In the traditional femoral approach, localization of the AVN area is mainly guided by the recording of the His-bundle deflection in a multielectrode catheter. Since the AVN itself cannot be recorded, the His-bundle deflection is used as an indirect marker of the AVN location. Usually, ablation is initiated when there is a small His-bundle deflection and a relatively large atrial electrogram recorded at the distal electrodes of the ablation catheter. However, the fact that the His-bundle potential could be recorded in a relatively large area of the AV junction made this technique relatively blind and somewhat imprecise in localizing the compact AVN area.

The technique described in our study represents a more precise radiographic/anatomical method to readily identify the anatomical area that corresponds to the compact AVN without the use of an additional multielectrode catheter to record the His-bundle potential. Anatomically, the compact AVN is situated near the apex of the triangle of Koch (which is constructed of the tricuspid annulus anteriorly, the tendon of Todaro posteriorly, and the coronary sinus ostium inferiorly) (Figure 3). In the images obtained using a superior approach, a near-right angle is formed by the tricuspid annulus anteriorly and the superior border of the interatrial septum. The tip of the triangle of Koch is contained within this particular angle. Positioning the ablation catheter slightly (2–3 mm) inferior to the tip of this angle consistently provided a recording of the His-bundle potential and produced a prompt response, eliciting runs of junctional rhythm by the delivery of RF energy.


Figure 3: Photograph of human heart preparation showing the anatomical features of the triangle of Koch composed of the tricuspid valve anteriorly, tendon of Todaro posteriorly, and coronary sinus inferiorly. The compact AVN is located at the apex of the triangle of Koch (star).

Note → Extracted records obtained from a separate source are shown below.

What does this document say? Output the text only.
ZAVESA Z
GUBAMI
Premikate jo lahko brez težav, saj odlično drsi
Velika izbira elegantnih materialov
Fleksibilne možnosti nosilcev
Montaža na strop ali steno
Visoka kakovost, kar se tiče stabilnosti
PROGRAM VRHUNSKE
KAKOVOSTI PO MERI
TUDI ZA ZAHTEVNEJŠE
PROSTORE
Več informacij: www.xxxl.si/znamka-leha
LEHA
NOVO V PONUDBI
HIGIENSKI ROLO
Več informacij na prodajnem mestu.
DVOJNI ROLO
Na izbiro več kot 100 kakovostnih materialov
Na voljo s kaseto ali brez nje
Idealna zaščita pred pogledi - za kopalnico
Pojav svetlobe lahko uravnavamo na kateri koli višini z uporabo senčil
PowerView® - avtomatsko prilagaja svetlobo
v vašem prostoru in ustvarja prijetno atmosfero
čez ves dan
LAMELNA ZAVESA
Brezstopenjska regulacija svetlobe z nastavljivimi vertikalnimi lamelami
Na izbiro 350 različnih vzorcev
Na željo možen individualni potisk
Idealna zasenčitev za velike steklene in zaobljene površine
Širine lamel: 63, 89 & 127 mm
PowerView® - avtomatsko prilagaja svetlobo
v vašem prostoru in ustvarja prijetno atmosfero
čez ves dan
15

Obtained and modified with permission from Robert H. Anderson.

The relatively rapid localization of the His-bundle potential and the subsequent achievement of complete heart block with the applied technique is indicative of a high degree of precision and efficiency attributed to this method. The wide range of anatomical variations of the human heart could represent significant challenges in accomplishing AVN ablation. Our method would eliminate the partially blind search for the compact AVN area associated with a traditional approach. None of the patients in this study required a second ablation procedure promoted by a recurrence of conduction through the AVN.

Since AVN ablation and CRT device implantation can be performed via the same anatomical area, the need for sterile preparation of a second anatomical area is eliminated, thus shortening the procedural time and potentially reducing the chances for infection by avoiding cross-contamination between the two sites. A reduction in the procedural time could positively impact the cost efficiency of these procedures and enhance the workflow at the cardiac electrophysiology laboratory. Performing AVN ablation after the placement of the right and left ventricular leads could preclude the occurrence of profound bradycardia and/or episodes of prolonged asystole.


This is a nonrandomized observational study, which makes it difficult to define and compare characteristics with those of the traditional AVN ablation method. Although similar techniques have been utilized and observed at other centers, the data in this report were collected from a single center, thereby limiting their replicability. The number of patients (n = 27) in this report is also relatively low, limiting the potential clinical impact of the results and conclusions of our study. Larger randomized controlled studies would be expected to address some of these limitations.


AVN ablation via a superior approach proved to be a safe, practical, efficient, and effective method to achieve complete AVN block in patients undergoing concurrent implantation of a CRT device for the management of patients with symptomatic atrial fibrillation with rapid ventricular response who are refractory to pharmacologic therapy.